Et si 3 millions d’abonnés suivaient une chaîne YouTube plus à gauche que votre grand-père coco ? Et si elle était américaine ? Et si elle s’appelait The Young Turks ?
L.A, Californie. U.S.A. Il est 18h et Cenk Uygur s’apprête à animer une émission de deux heures diffusée en direct comme il le fait depuis onze ans. Au programme : politique et société. Pas de guests people, pas d’humoristes pourris, pas (trop) de petites blagues, juste un gars et sa bande de journalistes énervés. Bienvenue chez The Young Turks.

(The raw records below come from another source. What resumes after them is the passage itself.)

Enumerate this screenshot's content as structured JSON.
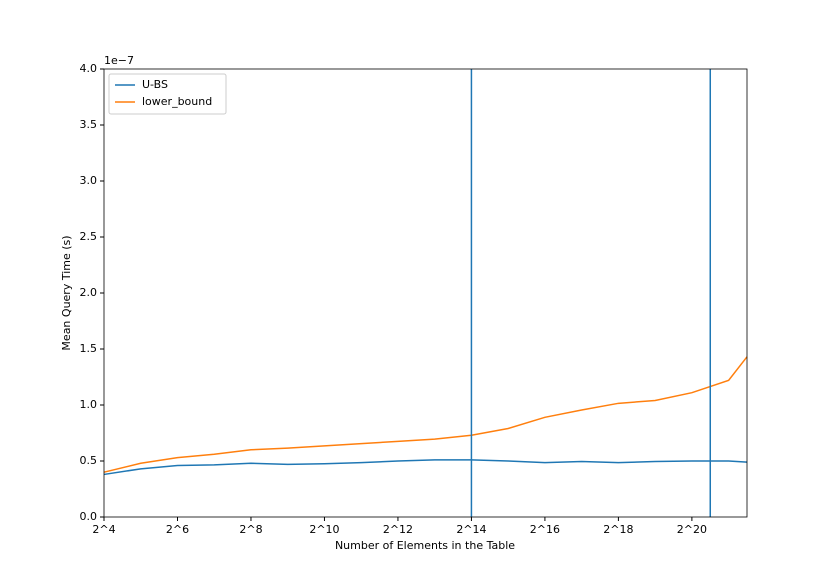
{
  "chart_data": {
    "type": "line",
    "xlabel": "Number of Elements in the Table",
    "ylabel": "Mean Query Time (s)",
    "y_offset_label": "1e−7",
    "x": [
      4,
      5,
      6,
      7,
      8,
      9,
      10,
      11,
      12,
      13,
      14,
      15,
      16,
      17,
      18,
      19,
      20,
      21,
      21.5
    ],
    "series": [
      {
        "name": "U-BS",
        "color": "#1f77b4",
        "values": [
          0.38,
          0.43,
          0.46,
          0.465,
          0.48,
          0.47,
          0.475,
          0.485,
          0.5,
          0.51,
          0.51,
          0.5,
          0.485,
          0.495,
          0.485,
          0.495,
          0.5,
          0.5,
          0.49
        ]
      },
      {
        "name": "lower_bound",
        "color": "#ff7f0e",
        "values": [
          0.4,
          0.48,
          0.53,
          0.56,
          0.6,
          0.615,
          0.635,
          0.655,
          0.675,
          0.695,
          0.73,
          0.79,
          0.89,
          0.955,
          1.015,
          1.04,
          1.11,
          1.22,
          1.43
        ]
      }
    ],
    "vlines": [
      14,
      20.5
    ],
    "vline_color": "#1f77b4",
    "xlim": [
      4,
      21.5
    ],
    "ylim": [
      0,
      4
    ],
    "xticks": [
      {
        "value": 4,
        "label": "2^4"
      },
      {
        "value": 6,
        "label": "2^6"
      },
      {
        "value": 8,
        "label": "2^8"
      },
      {
        "value": 10,
        "label": "2^10"
      },
      {
        "value": 12,
        "label": "2^12"
      },
      {
        "value": 14,
        "label": "2^14"
      },
      {
        "value": 16,
        "label": "2^16"
      },
      {
        "value": 18,
        "label": "2^18"
      },
      {
        "value": 20,
        "label": "2^20"
      }
    ],
    "yticks": [
      {
        "value": 0,
        "label": "0.0"
      },
      {
        "value": 0.5,
        "label": "0.5"
      },
      {
        "value": 1,
        "label": "1.0"
      },
      {
        "value": 1.5,
        "label": "1.5"
      },
      {
        "value": 2,
        "label": "2.0"
      },
      {
        "value": 2.5,
        "label": "2.5"
      },
      {
        "value": 3,
        "label": "3.0"
      },
      {
        "value": 3.5,
        "label": "3.5"
      },
      {
        "value": 4,
        "label": "4.0"
      }
    ],
    "legend": "upper left"
  }
}
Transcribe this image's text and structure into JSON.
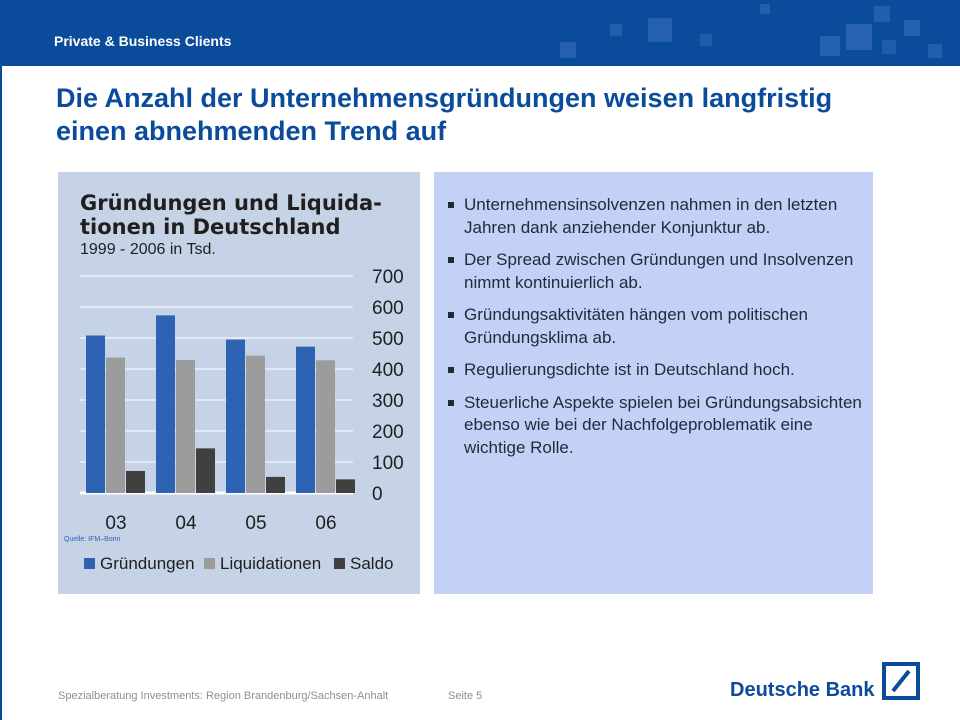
{
  "header": {
    "title": "Private & Business Clients"
  },
  "slide": {
    "title": "Die Anzahl der Unternehmensgründungen weisen langfristig einen abnehmenden Trend auf"
  },
  "chart_data": {
    "type": "bar",
    "title": "Gründungen und Liquida-tionen in Deutschland",
    "title_line1": "Gründungen und Liquida-",
    "title_line2": "tionen in Deutschland",
    "subtitle": "1999 - 2006 in Tsd.",
    "categories": [
      "03",
      "04",
      "05",
      "06"
    ],
    "series": [
      {
        "name": "Gründungen",
        "values": [
          508,
          573,
          495,
          472
        ],
        "color": "#2e63b3"
      },
      {
        "name": "Liquidationen",
        "values": [
          437,
          429,
          443,
          428
        ],
        "color": "#9c9c9c"
      },
      {
        "name": "Saldo",
        "values": [
          71,
          144,
          52,
          44
        ],
        "color": "#404040"
      }
    ],
    "ylim": [
      0,
      700
    ],
    "yticks": [
      0,
      100,
      200,
      300,
      400,
      500,
      600,
      700
    ],
    "source": "Quelle: IFM–Bonn",
    "grid": true,
    "legend": "bottom"
  },
  "bullets": [
    "Unternehmensinsolvenzen nahmen in den letzten Jahren dank anziehender Konjunktur ab.",
    "Der Spread zwischen Gründungen und Insolvenzen nimmt kontinuierlich ab.",
    "Gründungsaktivitäten hängen vom politischen Gründungsklima ab.",
    "Regulierungsdichte ist in Deutschland hoch.",
    "Steuerliche Aspekte spielen bei Gründungsabsichten ebenso wie bei der Nachfolgeproblematik eine wichtige Rolle."
  ],
  "footer": {
    "left": "Spezialberatung Investments: Region Brandenburg/Sachsen-Anhalt",
    "page": "Seite 5",
    "brand": "Deutsche Bank"
  },
  "colors": {
    "brand_blue": "#0a4b9b",
    "chart_bg": "#c6d3e6",
    "bullet_bg": "#c2d1f5"
  }
}
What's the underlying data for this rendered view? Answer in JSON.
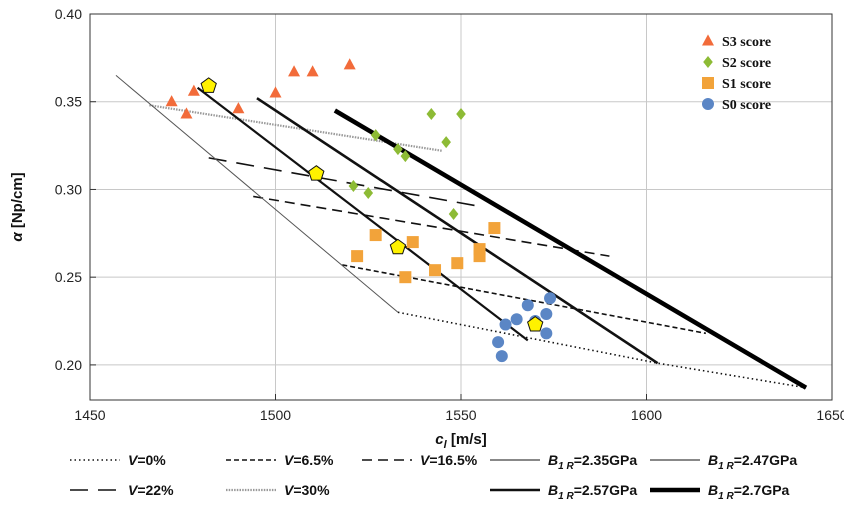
{
  "chart_data": {
    "type": "scatter",
    "xlabel": {
      "symbol": "c",
      "sub": "l",
      "unit": " [m/s]"
    },
    "ylabel": {
      "symbol": "α",
      "unit": " [Np/cm]"
    },
    "xlim": [
      1450,
      1650
    ],
    "ylim": [
      0.18,
      0.4
    ],
    "xticks": [
      1450,
      1500,
      1550,
      1600,
      1650
    ],
    "yticks": [
      0.2,
      0.25,
      0.3,
      0.35,
      0.4
    ],
    "xtick_labels": [
      "1450",
      "1500",
      "1550",
      "1600",
      "1650"
    ],
    "ytick_labels": [
      "0.20",
      "0.25",
      "0.30",
      "0.35",
      "0.40"
    ],
    "grid": true,
    "legend_position": "top-right",
    "scatter_series": [
      {
        "name": "S3 score",
        "marker": "triangle",
        "color": "#F26B3A",
        "points": [
          [
            1472,
            0.35
          ],
          [
            1476,
            0.343
          ],
          [
            1478,
            0.356
          ],
          [
            1490,
            0.346
          ],
          [
            1500,
            0.355
          ],
          [
            1505,
            0.367
          ],
          [
            1510,
            0.367
          ],
          [
            1520,
            0.371
          ]
        ]
      },
      {
        "name": "S2 score",
        "marker": "diamond",
        "color": "#8DBB35",
        "points": [
          [
            1521,
            0.302
          ],
          [
            1525,
            0.298
          ],
          [
            1527,
            0.331
          ],
          [
            1533,
            0.323
          ],
          [
            1535,
            0.319
          ],
          [
            1542,
            0.343
          ],
          [
            1546,
            0.327
          ],
          [
            1548,
            0.286
          ],
          [
            1550,
            0.343
          ]
        ]
      },
      {
        "name": "S1 score",
        "marker": "square",
        "color": "#F2A33A",
        "points": [
          [
            1522,
            0.262
          ],
          [
            1527,
            0.274
          ],
          [
            1535,
            0.25
          ],
          [
            1537,
            0.27
          ],
          [
            1543,
            0.254
          ],
          [
            1549,
            0.258
          ],
          [
            1555,
            0.266
          ],
          [
            1555,
            0.262
          ],
          [
            1559,
            0.278
          ]
        ]
      },
      {
        "name": "S0 score",
        "marker": "circle",
        "color": "#5B86C5",
        "points": [
          [
            1560,
            0.213
          ],
          [
            1561,
            0.205
          ],
          [
            1562,
            0.223
          ],
          [
            1565,
            0.226
          ],
          [
            1568,
            0.234
          ],
          [
            1570,
            0.225
          ],
          [
            1573,
            0.229
          ],
          [
            1573,
            0.218
          ],
          [
            1574,
            0.238
          ]
        ]
      }
    ],
    "highlight_points": {
      "color": "#FFF200",
      "points": [
        [
          1482,
          0.359
        ],
        [
          1511,
          0.309
        ],
        [
          1533,
          0.267
        ],
        [
          1570,
          0.223
        ]
      ]
    },
    "line_series": [
      {
        "name": "V=0%",
        "style": "dotted",
        "width": 1.6,
        "color": "#111111",
        "points": [
          [
            1533,
            0.23
          ],
          [
            1603,
            0.201
          ],
          [
            1643,
            0.187
          ]
        ]
      },
      {
        "name": "V=6.5%",
        "style": "dashed-short",
        "width": 1.6,
        "color": "#111111",
        "points": [
          [
            1518,
            0.257
          ],
          [
            1616,
            0.218
          ]
        ]
      },
      {
        "name": "V=16.5%",
        "style": "dashed-medium",
        "width": 1.6,
        "color": "#111111",
        "points": [
          [
            1494,
            0.296
          ],
          [
            1590,
            0.262
          ]
        ]
      },
      {
        "name": "V=22%",
        "style": "dashed-long",
        "width": 1.6,
        "color": "#111111",
        "points": [
          [
            1482,
            0.318
          ],
          [
            1556,
            0.29
          ]
        ]
      },
      {
        "name": "V=30%",
        "style": "dotted-dense",
        "width": 2.2,
        "color": "#999999",
        "points": [
          [
            1466,
            0.348
          ],
          [
            1545,
            0.322
          ]
        ]
      },
      {
        "name": "B1R=2.35GPa",
        "style": "solid",
        "width": 1,
        "color": "#555555",
        "points": [
          [
            1457,
            0.365
          ],
          [
            1533,
            0.23
          ]
        ]
      },
      {
        "name": "B1R=2.47GPa",
        "style": "solid",
        "width": 2.2,
        "color": "#111111",
        "points": [
          [
            1479,
            0.358
          ],
          [
            1568,
            0.214
          ]
        ]
      },
      {
        "name": "B1R=2.57GPa",
        "style": "solid",
        "width": 2.6,
        "color": "#111111",
        "points": [
          [
            1495,
            0.352
          ],
          [
            1603,
            0.201
          ]
        ]
      },
      {
        "name": "B1R=2.7GPa",
        "style": "solid",
        "width": 4.5,
        "color": "#000000",
        "points": [
          [
            1516,
            0.345
          ],
          [
            1643,
            0.187
          ]
        ]
      }
    ],
    "bottom_legend": [
      {
        "symbol": "V",
        "op": "=",
        "value": "0%",
        "style": "dotted"
      },
      {
        "symbol": "V",
        "op": "=",
        "value": "6.5%",
        "style": "dashed-short"
      },
      {
        "symbol": "V",
        "op": "=",
        "value": "16.5%",
        "style": "dashed-medium"
      },
      {
        "symbol": "B",
        "sub": "1 R",
        "op": "=",
        "value": "2.35GPa",
        "style": "solid-thin-gray"
      },
      {
        "symbol": "B",
        "sub": "1 R",
        "op": "=",
        "value": "2.47GPa",
        "style": "solid-gray"
      },
      {
        "symbol": "V",
        "op": "=",
        "value": "22%",
        "style": "dashed-long"
      },
      {
        "symbol": "V",
        "op": "=",
        "value": "30%",
        "style": "dotted-dense"
      },
      {
        "symbol": "B",
        "sub": "1 R",
        "op": "=",
        "value": "2.57GPa",
        "style": "solid"
      },
      {
        "symbol": "B",
        "sub": "1 R",
        "op": "=",
        "value": "2.7GPa",
        "style": "solid-thick"
      }
    ]
  }
}
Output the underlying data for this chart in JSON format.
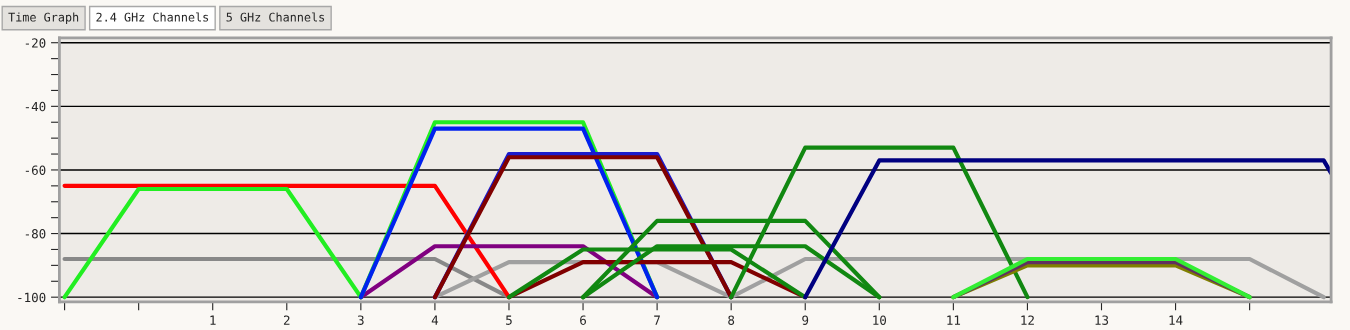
{
  "chart_data": {
    "type": "line",
    "annotations": [
      "Time Graph",
      "2.4 GHz Channels",
      "5 GHz Channels"
    ],
    "xlim": [
      -1.07,
      16.1
    ],
    "ylim": [
      -101.5,
      -18.5
    ],
    "xticks": [
      {
        "value": -1,
        "label": null
      },
      {
        "value": 0,
        "label": null
      },
      1,
      2,
      3,
      4,
      5,
      6,
      7,
      8,
      9,
      10,
      11,
      12,
      13,
      14,
      {
        "value": 15,
        "label": null
      }
    ],
    "yticks": [
      -20,
      {
        "value": -25,
        "label": null
      },
      {
        "value": -30,
        "label": null
      },
      {
        "value": -35,
        "label": null
      },
      -40,
      {
        "value": -45,
        "label": null
      },
      {
        "value": -50,
        "label": null
      },
      {
        "value": -55,
        "label": null
      },
      -60,
      {
        "value": -65,
        "label": null
      },
      {
        "value": -70,
        "label": null
      },
      {
        "value": -75,
        "label": null
      },
      -80,
      {
        "value": -85,
        "label": null
      },
      {
        "value": -90,
        "label": null
      },
      {
        "value": -95,
        "label": null
      },
      -100
    ],
    "grid": "y",
    "legend": false,
    "line_style": "solid",
    "marker": "none",
    "series": [
      {
        "color": "#888888",
        "x": [
          -1,
          4,
          5
        ],
        "values": [
          -88,
          -88,
          -100
        ]
      },
      {
        "color": "#a0a0a0",
        "x": [
          4,
          5,
          7,
          8
        ],
        "values": [
          -100,
          -89,
          -89,
          -100
        ]
      },
      {
        "color": "#a0a0a0",
        "x": [
          8,
          9,
          15,
          16
        ],
        "values": [
          -100,
          -88,
          -88,
          -100
        ]
      },
      {
        "color": "#ff0000",
        "x": [
          -1,
          4,
          5
        ],
        "values": [
          -65,
          -65,
          -100
        ]
      },
      {
        "color": "#22ee22",
        "x": [
          -1,
          0,
          2,
          3
        ],
        "values": [
          -100,
          -66,
          -66,
          -100
        ]
      },
      {
        "color": "#800080",
        "x": [
          3,
          4,
          6,
          7
        ],
        "values": [
          -100,
          -84,
          -84,
          -100
        ]
      },
      {
        "color": "#22ee22",
        "x": [
          3,
          4,
          6,
          7
        ],
        "values": [
          -100,
          -45,
          -45,
          -100
        ]
      },
      {
        "color": "#0022ee",
        "x": [
          3,
          4,
          6,
          7
        ],
        "values": [
          -100,
          -47,
          -47,
          -100
        ]
      },
      {
        "color": "#1a1acc",
        "x": [
          4,
          5,
          7,
          8
        ],
        "values": [
          -100,
          -55,
          -55,
          -100
        ]
      },
      {
        "color": "#800000",
        "x": [
          4,
          5,
          7,
          8
        ],
        "values": [
          -100,
          -56,
          -56,
          -100
        ]
      },
      {
        "color": "#800000",
        "x": [
          5,
          6,
          8,
          9
        ],
        "values": [
          -100,
          -89,
          -89,
          -100
        ]
      },
      {
        "color": "#118811",
        "x": [
          5,
          6,
          8,
          9
        ],
        "values": [
          -100,
          -85,
          -85,
          -100
        ]
      },
      {
        "color": "#118811",
        "x": [
          6,
          7,
          9,
          10
        ],
        "values": [
          -100,
          -84,
          -84,
          -100
        ]
      },
      {
        "color": "#118811",
        "x": [
          6,
          7,
          9,
          10
        ],
        "values": [
          -100,
          -76,
          -76,
          -100
        ]
      },
      {
        "color": "#118811",
        "x": [
          8,
          9,
          11,
          12
        ],
        "values": [
          -100,
          -53,
          -53,
          -100
        ]
      },
      {
        "color": "#000080",
        "x": [
          9,
          10,
          16,
          16.1
        ],
        "values": [
          -100,
          -57,
          -57,
          -61
        ]
      },
      {
        "color": "#808000",
        "x": [
          11,
          12,
          14,
          15
        ],
        "values": [
          -100,
          -90,
          -90,
          -100
        ]
      },
      {
        "color": "#603060",
        "x": [
          11,
          12,
          14,
          15
        ],
        "values": [
          -100,
          -89,
          -89,
          -100
        ]
      },
      {
        "color": "#33ee33",
        "x": [
          11,
          12,
          14,
          15
        ],
        "values": [
          -100,
          -88,
          -88,
          -100
        ]
      }
    ]
  }
}
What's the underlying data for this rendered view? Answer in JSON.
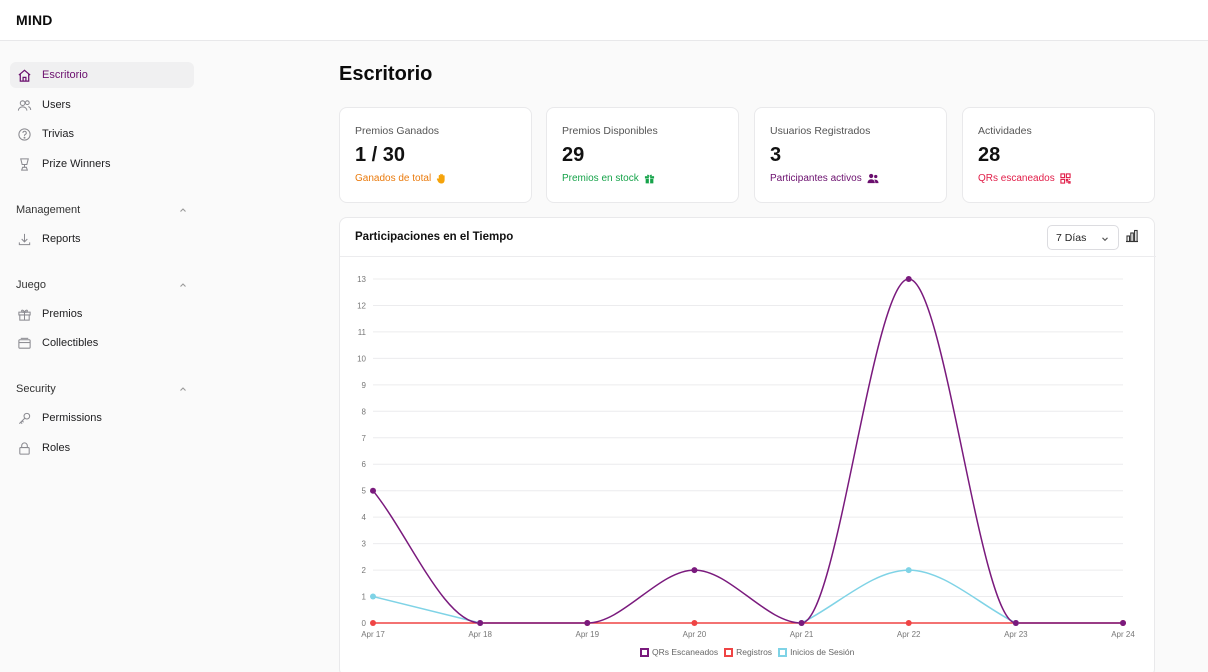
{
  "app": {
    "brand": "MIND"
  },
  "sidebar": {
    "items": [
      {
        "label": "Escritorio",
        "icon": "home-icon"
      },
      {
        "label": "Users",
        "icon": "users-icon"
      },
      {
        "label": "Trivias",
        "icon": "question-circle-icon"
      },
      {
        "label": "Prize Winners",
        "icon": "trophy-icon"
      }
    ],
    "sections": [
      {
        "label": "Management",
        "items": [
          {
            "label": "Reports",
            "icon": "download-icon"
          }
        ]
      },
      {
        "label": "Juego",
        "items": [
          {
            "label": "Premios",
            "icon": "gift-icon"
          },
          {
            "label": "Collectibles",
            "icon": "archive-icon"
          }
        ]
      },
      {
        "label": "Security",
        "items": [
          {
            "label": "Permissions",
            "icon": "key-icon"
          },
          {
            "label": "Roles",
            "icon": "lock-icon"
          }
        ]
      }
    ]
  },
  "page": {
    "title": "Escritorio"
  },
  "kpis": [
    {
      "label": "Premios Ganados",
      "value": "1 / 30",
      "sub": "Ganados de total",
      "sub_color": "#ea7a0c",
      "icon": "hand-icon"
    },
    {
      "label": "Premios Disponibles",
      "value": "29",
      "sub": "Premios en stock",
      "sub_color": "#16a34a",
      "icon": "gift-icon"
    },
    {
      "label": "Usuarios Registrados",
      "value": "3",
      "sub": "Participantes activos",
      "sub_color": "#6b0f6e",
      "icon": "users-icon"
    },
    {
      "label": "Actividades",
      "value": "28",
      "sub": "QRs escaneados",
      "sub_color": "#e11d48",
      "icon": "qr-code-icon"
    }
  ],
  "chart": {
    "title": "Participaciones en el Tiempo",
    "range": "7 Días",
    "type_button_icon": "bar-chart-icon"
  },
  "colors": {
    "accent": "#6b0f6e",
    "series_qr": "#7a1a7d",
    "series_registros": "#ef4444",
    "series_inicios": "#7fd3e6"
  },
  "chart_data": {
    "type": "line",
    "categories": [
      "Apr 17",
      "Apr 18",
      "Apr 19",
      "Apr 20",
      "Apr 21",
      "Apr 22",
      "Apr 23",
      "Apr 24"
    ],
    "series": [
      {
        "name": "QRs Escaneados",
        "values": [
          5,
          0,
          0,
          2,
          0,
          13,
          0,
          0
        ],
        "color": "#7a1a7d"
      },
      {
        "name": "Registros",
        "values": [
          0,
          0,
          0,
          0,
          0,
          0,
          0,
          0
        ],
        "color": "#ef4444"
      },
      {
        "name": "Inicios de Sesión",
        "values": [
          1,
          0,
          null,
          null,
          0,
          2,
          0,
          null
        ],
        "color": "#7fd3e6"
      }
    ],
    "yticks": [
      "0",
      "1",
      "2",
      "3",
      "4",
      "5",
      "6",
      "7",
      "8",
      "9",
      "10",
      "11",
      "12",
      "13"
    ],
    "ylim": [
      0,
      13
    ],
    "grid": true,
    "legend": "bottom"
  }
}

Mais reprenons depuis le début.
Un mégalo de droite…
Fin des années 90. Cenk Uygur fait des études de droit et est un fervent républicain. Il fait chier tous ses potes de fac en ouvrant sa gueule sur tous les sujets qui passent. Le genre à avoir un avis réac’ sur tout. Relou, quoi. Il va jusqu’à s’incruster dans une TV locale pour animer une sorte de podcast où il soliloque en prenant des appels de mamies insultantes. Très excité, il prêche tout et n’importe quoi dans un désert d’audience.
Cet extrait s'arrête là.